Group contracts take the form :
#group contract contract ... #endgroup

Tagged Contracts

Any valid contract may be tagged, by prefixing it with a name enclosed in angle brackets. If the name of the tag is not found in the symbol table, the value of the satisfying object is cloned into a symbol table. If the given name is found in the symbol table, the contract is instead checked for equality with UniversalContainer which previously satisfied that tag. By using the versions of the compare and compare_and_throw that allow for a symbol table to passed in, it is possible to preload the symbol table with the desired values, or to preserve the values across multiple calls to the compare routines. When using the compare routines without a symbol table an internal symbol table is still maintained, filled, and checked for the duration of the call.

UCSchema Static Methods

static void UCSchema::add_contract_to_library(Buffer* buf)

static void UCSchema::add_contract_to_library(char* str)

These functions take a block of plain text that describes one or more schema and parses it, adding the results to the global library.

static unsigned compare(std::string const& contract, const UniversalContainer& uc)

static unsigned compare(std::string const& contract, const UniversalContainer& uc, UniversalContainer& symbol_table)
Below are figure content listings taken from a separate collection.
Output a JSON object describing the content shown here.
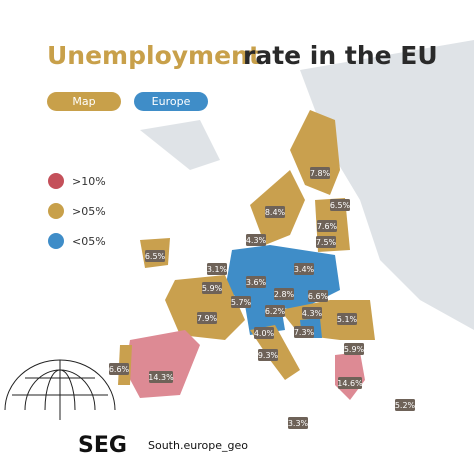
{
  "header": {
    "title_highlight": "Unemployment",
    "title_rest": "rate in the EU",
    "pills": [
      "Map",
      "Europe"
    ]
  },
  "legend": [
    ">10%",
    ">05%",
    "<05%"
  ],
  "labels": [
    "7.8%",
    "6.5%",
    "8.4%",
    "7.6%",
    "4.3%",
    "7.5%",
    "6.5%",
    "3.1%",
    "3.6%",
    "3.4%",
    "5.9%",
    "2.8%",
    "6.6%",
    "5.7%",
    "6.2%",
    "4.3%",
    "5.1%",
    "7.9%",
    "4.0%",
    "7.3%",
    "9.3%",
    "5.9%",
    "6.6%",
    "14.3%",
    "14.6%",
    "3.3%",
    "5.2%"
  ],
  "footer": {
    "logo": "SEG",
    "handle": "South.europe_geo"
  }
}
Compares the container uc against the named contract, and returns 0 if uc matches the contract. A non-zero return value indicates one or more violations of the contract; depending on which bits of the return code are set. Note that in the case of arrays and maps, there is no indication of which element caused a particular flag to be set, and there may be multiple violations of the same type. The following table details the various masks which can be ANDed with the return code to determine which errors occurred.

If symbol_table is provided, it must be a map or null. If any values of the map are set any tagged contracts within the schema are checked against those values. Other tagged values are inserted into the symbol_table, which is turned into a map if it comes in as null.

ucc_NO_SUCH_TYPE No type with the name given by contract has been registered with the library.
ucc_IMPROPER_TYPE The container or one or more of its elements has the wrong data type.
ucc_CONSTRAINT_VIOLATION The value of the container violates the constraints specified in the contract. This is also the flag that signals an array that has violated its size constraints, or for which some element has violated that exists constraint.
ucc_EXTRA_MAP_ELEMENT A map contains one or more elements that are not specified in as required or optional.
ucc_MISSING_REQUIRED_MAP_ELEMENT A map is missing an element that is marked as required.
ucc_MISSING_REQUIRED_ARRAY_ELEMENT An array does not contain an element that is specified in the exists constraint.
ucc_STRING_DOES_NOT_MATCH Some string does not match the given regex expression.

static void compare_and_throw(std::string const& contract, const UniversalContainer& uc, unsigned conditions = 0XFFFFFFFF)

static void compare_and_throw(std::string const& contract, const UniversalContainer& uc, UniversalContainer& symbol_table, unsigned conditions = 0XFFFFFFFF)

These functions operate similar to the corresponding compare functions, but instead of returning a value they will throw an exception. This exception will be a UniversalContainer with a map type, similar to other exceptions thrown by the library. Two additional keys will be present. The key compare_results contains the value that would have been returned by compare. The key violations contains an array of strings explaining the various errors.

The conditions field is ORed with the results of the compare. If the results are non-zero the exception is thrown. This can be used to allow some conditions, such as the presence of extra map elements, to not throw an exception.

Public, non-static methods of UCContract

UCContract contains a number of public, non-static methods. These methods are not documented or supported, but are unlikely to undergo much further evolution. If a new way to specify schema is required, such as with JSONSchema, these methods would be a good place to start.